Film autobiographique ?

Le nouveau film du Sud-Coréen Hong Sang soo possède un petit air autobiographique, tant il semble proche de sa jeune et talentueuse actrice, Kim Minhee, qui a reçu le Prix d’interprétation féminine à Berlin cette année. S’inspirant d’un poème de 1855 de Walt Whitman, Feuilles d’herbe, Hong Sang soo s’amuse à jouer sur l’ambivalence entre le rêve et la réalité, comme pour approuver l’univers même du cinéma, tout en mettant en valeur la beauté et le naturel de son actrice principale.

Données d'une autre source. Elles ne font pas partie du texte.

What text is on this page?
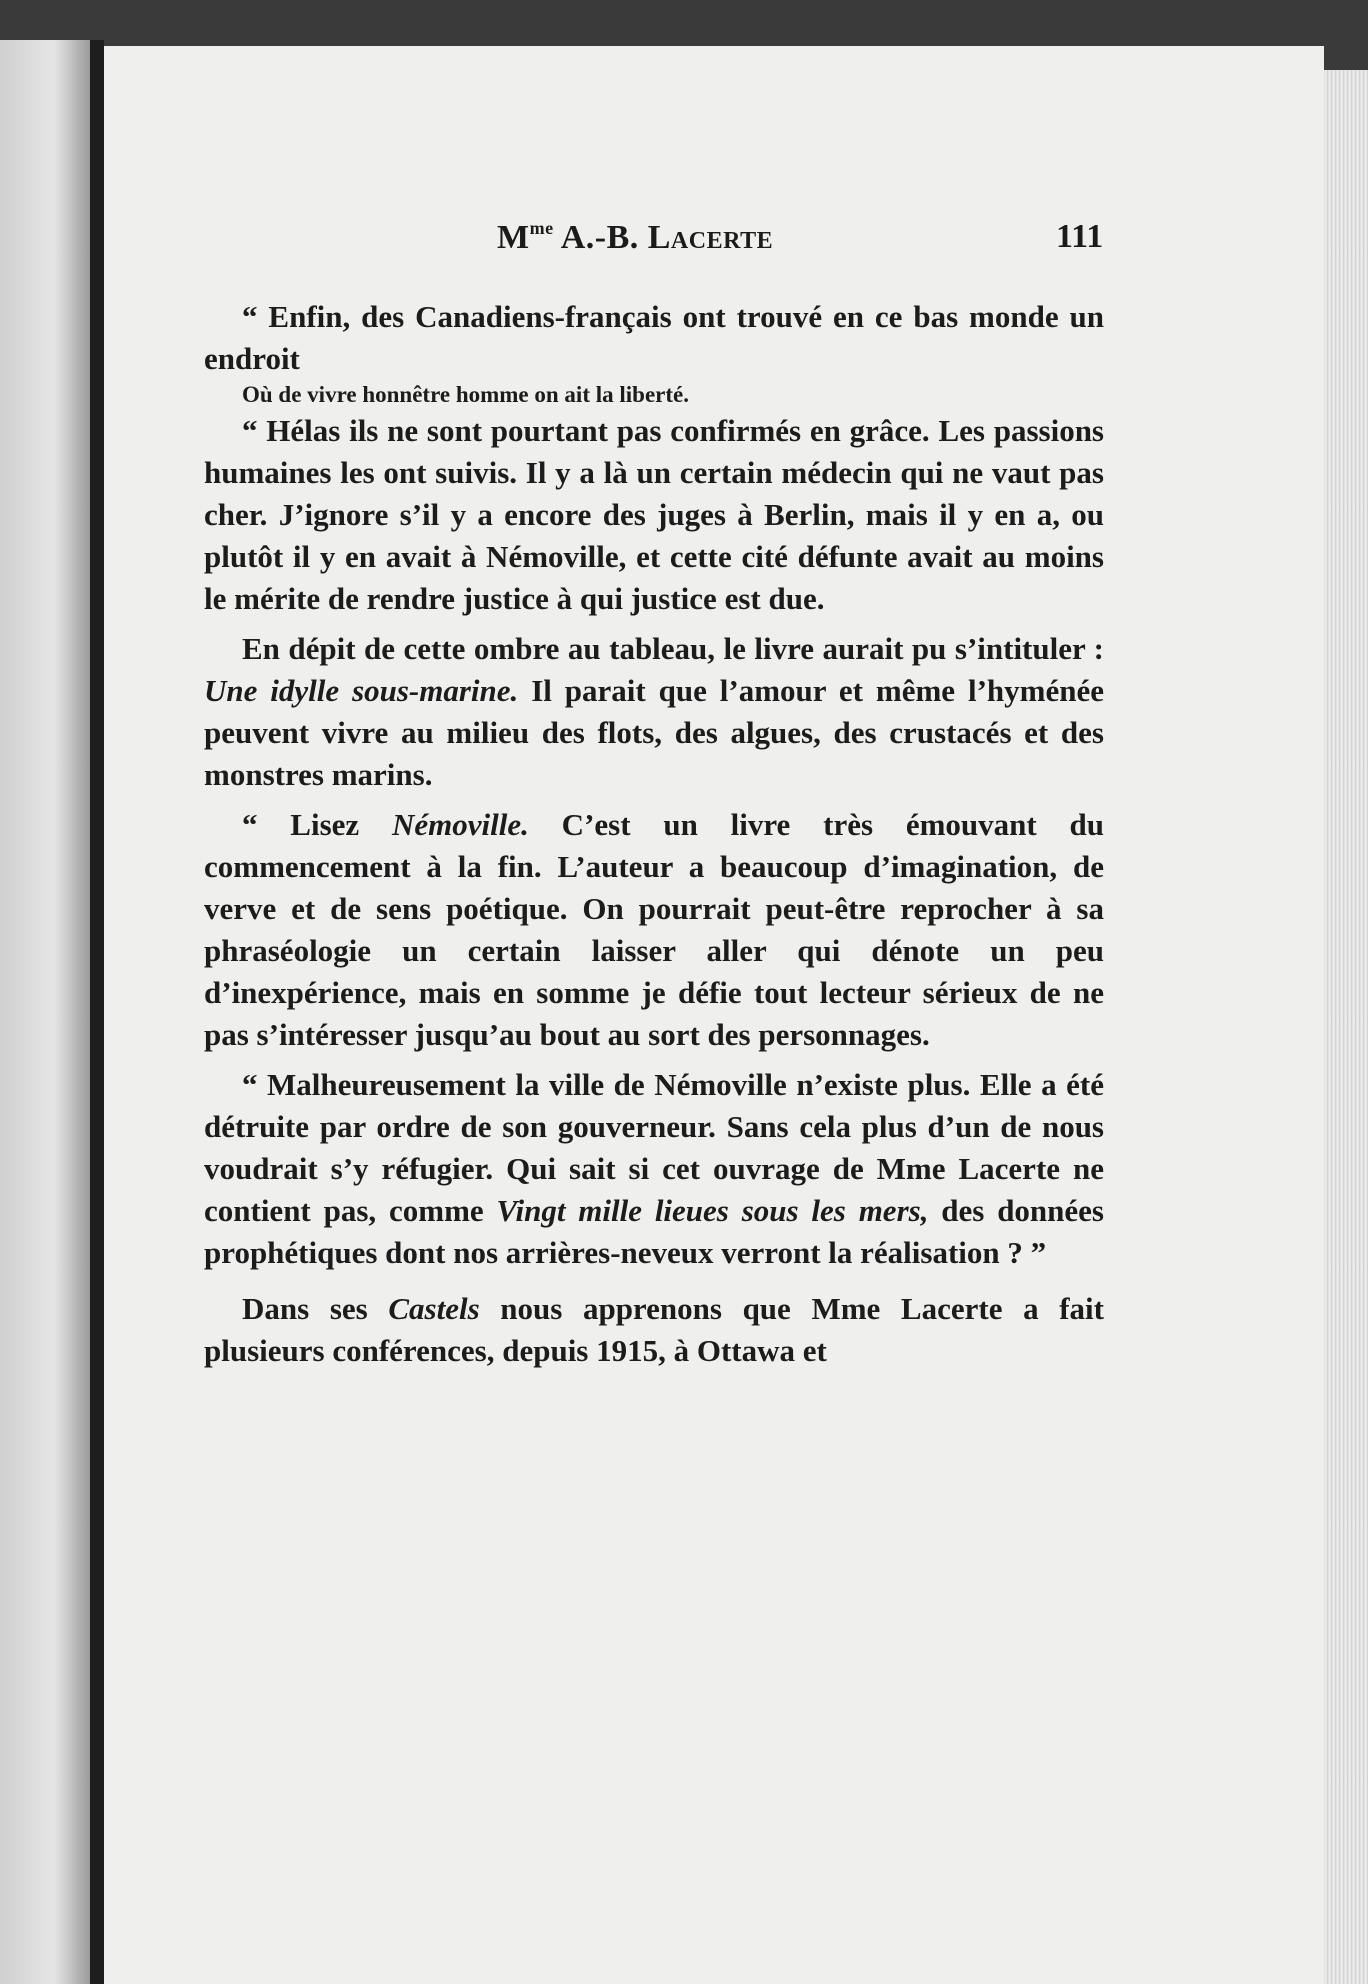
$M^{me}$ A.-B. Lacerte	111

“ Enfin, des Canadiens-français ont trouvé en ce bas monde un endroit

Où de vivre honnêtre homme on ait la liberté.

“ Hélas ils ne sont pourtant pas confirmés en grâce. Les passions humaines les ont suivis. Il y a là un certain médecin qui ne vaut pas cher. J’ignore s’il y a encore des juges à Berlin, mais il y en a, ou plutôt il y en avait à Némoville, et cette cité défunte avait au moins le mérite de rendre justice à qui justice est due.

En dépit de cette ombre au tableau, le livre aurait pu s’intituler : Une idylle sous-marine. Il parait que l’amour et même l’hyménée peuvent vivre au milieu des flots, des algues, des crustacés et des monstres marins.

“ Lisez Némoville. C’est un livre très émouvant du commencement à la fin. L’auteur a beaucoup d’imagination, de verve et de sens poétique. On pourrait peut-être reprocher à sa phraséologie un certain laisser aller qui dénote un peu d’inexpérience, mais en somme je défie tout lecteur sérieux de ne pas s’intéresser jusqu’au bout au sort des personnages.

“ Malheureusement la ville de Némoville n’existe plus. Elle a été détruite par ordre de son gouverneur. Sans cela plus d’un de nous voudrait s’y réfugier. Qui sait si cet ouvrage de Mme Lacerte ne contient pas, comme Vingt mille lieues sous les mers, des données prophétiques dont nos arrières-neveux verront la réalisation ? ”

Dans ses Castels nous apprenons que Mme Lacerte a fait plusieurs conférences, depuis 1915, à Ottawa et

Dans cette mise en abyme par excellence, Kim Minhee, plus vraie que nature, interprète le rôle de Younghee partie en Europe – peut-être en Allemagne dont elle admire les parcs et la douceur des hommes -, pour tenter d’oublier son travail de comédienne, ses amis mais surtout son histoire d’amour avec un homme marié. Seule sur la plage, elle se prend à rêver et à penser à lui.
 

Un film composé comme un rêve

Les deux parties distinctes du film se présentent comme les deux faces d’un même rêve. Younghee à l’étranger, sur la plage, puis quelque temps plus tard, la voici de retour en Corée du Sud, plus exactement à Gangneung où, encore une fois sur la plage où elle semblait s’être endormie, elle fait la connaissance d’une petite troupe de cinéma avec qui elle va partager un repas. On mange et boit souvent dans les films coréens et celui-ci ne déroge pas à cette règle tout en répandant une petite mélancolie aigre douce, pleine d’un humour bizarre et d’une forme de désenchantement qui pourrait laisser penser que le film s’inspire d’une histoire vécue et que le cinéaste du film pourrait bien être le double de Sang-soo Hong. On doute, on rêve, bref on regarde un film qui transporte le spectateur dans un autre univers, un autre pays, dont il n’a pas les clés. Il ne peut alors que se fier à son intuition pour tenter de trouver le fil d’une intrigue envoûtante et pleine de charme. Younghee est présentée comme une sorte d’Ariane qui s’emploierait à nous sortir du labyrinthe même si sa cruauté et ses provocations envers ses amis et collaborateurs peuvent surprendre par leur violence subite, mais dont on comprend aussi aisément les méandres et les motivations.
 

Vies et morts du passé, du présent, du futur

Émouvant, tendre et retenu, Seule sur la plage la nuit est un très beau film qui vient compléter la série déjà abondante et éclectique de ce réalisateur qui surprend chaque fois Même si personne ne comprend vraiment le sens de ce puzzle qui met en place des personnages vraiment crédibles, mais tout aussi étonnants, la réponse à ce mystère se trouve peut-être dans le poème de Whitman finalement lorsqu’il écrit : « Nations, couleurs de peau, barbaries, civilisations, langues, / Identités déjà existantes ou bien encore à venir sur notre globe ou tout autre globe, / Vies et morts du passé, du présent, du futur, / Une seule et même symétrie les unit depuis toujours par son amplitude, / Les unit, les unira toujours par ses clés solidaires, le jeu réglé de ses serrures. »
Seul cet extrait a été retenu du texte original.